Sadece ölmedik tabii ki, örneğin depremin yaşandığı bölgelerde hala çadırlarda kalan, hatta çadır dahi bulamayan ailelerde kadınların sırtındaki yük dayanılmaz boyutta ağırlaştı, hijyen koşullarının hala “lüks” olduğu, tuvalet sorununun dahi çözülmediği, depremden önce mutfak-yatak odası arasında geçen kadın yaşamlarının tek göz çadırlara tıkıldığı gibi bilgiler hala bölgede kalarak halkın yaralarını sarmaya ve yaşananları kamuoyunun gündemine sokmaya çalışan kesimler tarafından paylaşılmaya devam ediyor.
Ekonomik krizin mutfakları boşalttığı, yarım saatte gezip bitirilecek pazar yerlerinde kadınların boş filelerle saatlerce dolaşıp üç kuruş ucuz bir şeyler almaya çalıştığı, çocukların beslenme çantasına -alabilmişlerse- koyacakları meyveyi dolapta özenle sakladığı, sadece son iki-üç yılda yoksulluk ve hatta sınırının altına itilen milyonlarca insanın sürekli bir “denkleştirme” peşinde olduğu koşullar bunlar.
Bize söz verip, baharlar vaat edenler seçimlerde galip geldiği durumda kadın ve LGBTİ+ların bu koşullarını nasıl ortadan kaldıracaklarını, her şeyin nasıl güzel olacağını açıklayabildikleri çok fazla cümle görmüyoruz ortada. “Siyasi İslam”, “gericiler”, “diktatör Erdoğan” gidecek ve biz nefes alacağız!!! Sonra? Erdoğan öncesine mi döneceğiz? Erdoğan’dan önce kadın ve LGBTİ+lar katledilmiyor muydu? Toplumsal cinsiyet eşitliği mi vardı? Yoksulluk, zenginle fakir arasındaki açı belki biraz daha azdı ama yine de yok muydu? Her yıl 350 değilse de, 200-250 kadın katledilmiyor muydu? Katillere “iyi hal indirimi” uygulanmıyor muydu?

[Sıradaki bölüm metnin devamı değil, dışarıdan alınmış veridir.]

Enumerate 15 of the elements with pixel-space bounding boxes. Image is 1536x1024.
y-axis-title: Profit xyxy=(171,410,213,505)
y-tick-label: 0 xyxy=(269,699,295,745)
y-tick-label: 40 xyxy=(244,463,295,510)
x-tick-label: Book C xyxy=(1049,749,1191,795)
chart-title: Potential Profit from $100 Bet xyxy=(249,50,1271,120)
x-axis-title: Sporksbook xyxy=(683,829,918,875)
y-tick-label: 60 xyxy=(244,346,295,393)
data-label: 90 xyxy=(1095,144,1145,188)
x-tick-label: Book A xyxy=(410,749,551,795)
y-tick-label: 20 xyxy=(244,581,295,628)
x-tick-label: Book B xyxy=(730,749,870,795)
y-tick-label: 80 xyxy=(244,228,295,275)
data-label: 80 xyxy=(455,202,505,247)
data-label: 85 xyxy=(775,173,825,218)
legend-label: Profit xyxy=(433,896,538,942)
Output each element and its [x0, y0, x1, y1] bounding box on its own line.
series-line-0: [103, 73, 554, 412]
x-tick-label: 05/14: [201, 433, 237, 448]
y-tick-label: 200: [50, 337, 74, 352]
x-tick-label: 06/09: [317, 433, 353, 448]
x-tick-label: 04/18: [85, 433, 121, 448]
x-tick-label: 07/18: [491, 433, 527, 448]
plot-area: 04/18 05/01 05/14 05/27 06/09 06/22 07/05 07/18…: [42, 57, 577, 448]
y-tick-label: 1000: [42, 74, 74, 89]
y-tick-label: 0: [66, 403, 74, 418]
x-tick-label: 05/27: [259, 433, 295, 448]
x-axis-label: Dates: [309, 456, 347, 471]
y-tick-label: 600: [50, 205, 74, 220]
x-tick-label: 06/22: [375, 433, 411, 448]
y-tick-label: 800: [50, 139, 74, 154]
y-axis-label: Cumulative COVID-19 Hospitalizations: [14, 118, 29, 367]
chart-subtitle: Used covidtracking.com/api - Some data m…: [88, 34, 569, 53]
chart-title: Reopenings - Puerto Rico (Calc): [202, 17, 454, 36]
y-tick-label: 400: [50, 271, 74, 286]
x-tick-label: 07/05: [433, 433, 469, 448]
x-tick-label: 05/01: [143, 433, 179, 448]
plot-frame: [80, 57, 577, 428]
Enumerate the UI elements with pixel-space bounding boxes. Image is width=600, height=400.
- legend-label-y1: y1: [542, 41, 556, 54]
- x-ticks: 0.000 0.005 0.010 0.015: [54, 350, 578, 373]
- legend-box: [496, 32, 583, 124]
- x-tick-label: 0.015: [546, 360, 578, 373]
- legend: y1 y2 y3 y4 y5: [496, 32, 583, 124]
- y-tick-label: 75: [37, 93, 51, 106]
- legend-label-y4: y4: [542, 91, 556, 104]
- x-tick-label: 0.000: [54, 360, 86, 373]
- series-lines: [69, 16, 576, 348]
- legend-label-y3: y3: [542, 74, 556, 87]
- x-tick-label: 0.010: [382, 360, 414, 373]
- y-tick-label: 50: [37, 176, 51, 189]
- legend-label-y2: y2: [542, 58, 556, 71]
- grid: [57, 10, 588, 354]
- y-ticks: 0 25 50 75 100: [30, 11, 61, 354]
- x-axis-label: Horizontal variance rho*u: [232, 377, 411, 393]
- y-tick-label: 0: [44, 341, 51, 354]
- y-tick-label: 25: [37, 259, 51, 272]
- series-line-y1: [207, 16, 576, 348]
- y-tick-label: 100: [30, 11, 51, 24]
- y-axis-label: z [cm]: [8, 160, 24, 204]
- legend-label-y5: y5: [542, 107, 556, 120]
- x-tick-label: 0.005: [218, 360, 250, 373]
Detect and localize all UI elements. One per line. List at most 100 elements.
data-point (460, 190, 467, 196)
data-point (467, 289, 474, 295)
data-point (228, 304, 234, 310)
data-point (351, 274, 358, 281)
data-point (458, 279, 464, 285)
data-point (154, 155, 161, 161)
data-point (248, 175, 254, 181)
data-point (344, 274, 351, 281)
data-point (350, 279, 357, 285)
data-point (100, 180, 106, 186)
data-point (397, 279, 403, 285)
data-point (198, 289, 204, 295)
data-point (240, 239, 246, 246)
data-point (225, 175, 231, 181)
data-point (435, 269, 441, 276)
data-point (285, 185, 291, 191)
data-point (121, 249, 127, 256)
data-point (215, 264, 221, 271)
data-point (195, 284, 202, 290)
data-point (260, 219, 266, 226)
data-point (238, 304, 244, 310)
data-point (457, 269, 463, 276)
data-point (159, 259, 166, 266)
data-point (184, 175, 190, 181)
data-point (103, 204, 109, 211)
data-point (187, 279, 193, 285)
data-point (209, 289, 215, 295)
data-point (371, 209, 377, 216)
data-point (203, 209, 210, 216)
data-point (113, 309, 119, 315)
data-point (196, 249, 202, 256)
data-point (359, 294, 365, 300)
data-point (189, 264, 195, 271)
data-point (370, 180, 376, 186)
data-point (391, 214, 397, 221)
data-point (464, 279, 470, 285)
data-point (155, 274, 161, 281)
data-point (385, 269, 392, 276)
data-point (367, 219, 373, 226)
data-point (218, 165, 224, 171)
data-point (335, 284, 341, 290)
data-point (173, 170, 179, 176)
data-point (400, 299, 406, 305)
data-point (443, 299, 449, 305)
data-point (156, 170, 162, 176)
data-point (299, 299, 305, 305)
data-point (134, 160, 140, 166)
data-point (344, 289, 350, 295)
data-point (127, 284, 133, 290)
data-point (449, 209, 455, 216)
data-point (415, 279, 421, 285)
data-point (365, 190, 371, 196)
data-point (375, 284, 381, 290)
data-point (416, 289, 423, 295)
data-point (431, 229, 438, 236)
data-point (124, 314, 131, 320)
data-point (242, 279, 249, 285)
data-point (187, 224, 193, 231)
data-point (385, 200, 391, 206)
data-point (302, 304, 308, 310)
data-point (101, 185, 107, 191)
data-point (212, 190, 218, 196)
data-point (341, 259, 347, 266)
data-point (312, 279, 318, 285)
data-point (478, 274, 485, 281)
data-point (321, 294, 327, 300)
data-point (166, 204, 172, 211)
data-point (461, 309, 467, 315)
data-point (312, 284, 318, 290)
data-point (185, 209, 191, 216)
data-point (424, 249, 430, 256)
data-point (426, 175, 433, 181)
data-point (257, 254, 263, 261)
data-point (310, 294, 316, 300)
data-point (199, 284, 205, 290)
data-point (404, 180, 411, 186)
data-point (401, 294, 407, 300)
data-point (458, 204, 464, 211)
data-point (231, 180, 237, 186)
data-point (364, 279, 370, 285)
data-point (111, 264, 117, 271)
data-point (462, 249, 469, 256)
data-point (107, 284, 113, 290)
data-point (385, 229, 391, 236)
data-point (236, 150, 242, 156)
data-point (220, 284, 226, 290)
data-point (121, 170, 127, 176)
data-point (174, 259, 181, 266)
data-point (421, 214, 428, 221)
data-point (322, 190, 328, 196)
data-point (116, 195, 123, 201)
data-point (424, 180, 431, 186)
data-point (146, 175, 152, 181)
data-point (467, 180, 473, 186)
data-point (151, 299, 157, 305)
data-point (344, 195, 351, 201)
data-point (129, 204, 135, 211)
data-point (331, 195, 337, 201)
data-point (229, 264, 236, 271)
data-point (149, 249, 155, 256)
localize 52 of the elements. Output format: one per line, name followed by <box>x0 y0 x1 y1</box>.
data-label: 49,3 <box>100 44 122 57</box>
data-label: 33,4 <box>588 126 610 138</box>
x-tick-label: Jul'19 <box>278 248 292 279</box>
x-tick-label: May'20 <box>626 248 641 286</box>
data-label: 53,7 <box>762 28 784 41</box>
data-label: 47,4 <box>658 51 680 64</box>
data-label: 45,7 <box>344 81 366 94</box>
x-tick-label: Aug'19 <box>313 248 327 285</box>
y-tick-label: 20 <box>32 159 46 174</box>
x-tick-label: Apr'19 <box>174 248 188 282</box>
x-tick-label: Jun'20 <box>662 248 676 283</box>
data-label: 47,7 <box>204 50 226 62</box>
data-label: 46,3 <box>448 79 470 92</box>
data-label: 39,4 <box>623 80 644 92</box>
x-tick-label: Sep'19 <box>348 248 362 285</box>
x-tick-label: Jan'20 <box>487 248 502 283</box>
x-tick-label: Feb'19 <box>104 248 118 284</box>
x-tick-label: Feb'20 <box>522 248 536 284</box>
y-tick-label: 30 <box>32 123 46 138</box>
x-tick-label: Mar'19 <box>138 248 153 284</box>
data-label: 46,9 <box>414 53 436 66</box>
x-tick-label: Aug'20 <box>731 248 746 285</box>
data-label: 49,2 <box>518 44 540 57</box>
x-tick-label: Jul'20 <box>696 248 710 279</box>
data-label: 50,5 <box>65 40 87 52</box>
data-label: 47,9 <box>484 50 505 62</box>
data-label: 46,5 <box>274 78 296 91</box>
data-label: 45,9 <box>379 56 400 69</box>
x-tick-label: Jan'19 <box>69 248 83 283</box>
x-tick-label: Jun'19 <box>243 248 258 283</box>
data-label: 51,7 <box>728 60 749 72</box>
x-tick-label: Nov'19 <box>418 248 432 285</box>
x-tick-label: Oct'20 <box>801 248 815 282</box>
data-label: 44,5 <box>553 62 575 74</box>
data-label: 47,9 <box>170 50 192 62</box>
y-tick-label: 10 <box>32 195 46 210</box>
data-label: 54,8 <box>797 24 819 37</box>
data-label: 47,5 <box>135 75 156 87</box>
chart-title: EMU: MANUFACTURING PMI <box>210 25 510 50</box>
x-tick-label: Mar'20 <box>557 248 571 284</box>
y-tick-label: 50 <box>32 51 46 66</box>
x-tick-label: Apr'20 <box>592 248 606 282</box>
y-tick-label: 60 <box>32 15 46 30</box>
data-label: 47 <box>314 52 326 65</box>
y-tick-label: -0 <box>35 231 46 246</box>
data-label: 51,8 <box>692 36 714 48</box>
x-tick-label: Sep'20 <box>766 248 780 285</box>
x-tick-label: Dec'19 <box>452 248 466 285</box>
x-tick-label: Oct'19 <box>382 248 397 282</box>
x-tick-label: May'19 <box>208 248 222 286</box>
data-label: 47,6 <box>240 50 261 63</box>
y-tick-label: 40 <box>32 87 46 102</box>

Bize soran var mı, Erdoğan öncesi döneme dönmeyi isteyip istemediğimizi? Biz Erdoğan öncesini değil, gerçek özgürlüğe kavuşacağımız günlerin, gerçek bir kurtuluşun peşindeyiz. Evet “Erdoğan gitsin de, bir nefes alalım” cümlesiyle ne demek istendiğini anlıyoruz ama biz sadece “bir nefes”in peşinde değiliz. Biz dünyayı istiyoruz!
İşte bu hengamenin ortasında bize dünyayı vaat eden bir açıklama yapıldı. Komünist kadınlar kuruluş kongresini gerçekleştirdiklerini duyurdu. Bu açıklamanın son cümlesi önemliydi: “Kongremiz örgütlenme, önderleşme ve savaşı yükseltme çağrısıdır!” Çünkü gerçek kurtuluşumuzu, özgürlüğümüzü ancak bu şekilde kazanacağız. Ancak bu şekilde zincirlerimizin gevşetilmesini değil kırılmasını sağlayacağız. Bugüne kadar katledilen tüm kadın ve LGBTİ+lerin, toprağa karışmış her bir saç teli, örgütlenmek, önderleşmek ve mücadele etmek için ettiğimiz yemindir. Ataerkil sömürü sistemini yok edinceye kadar tek bir geri adım atmayacağız. Bu çağrı hepimize!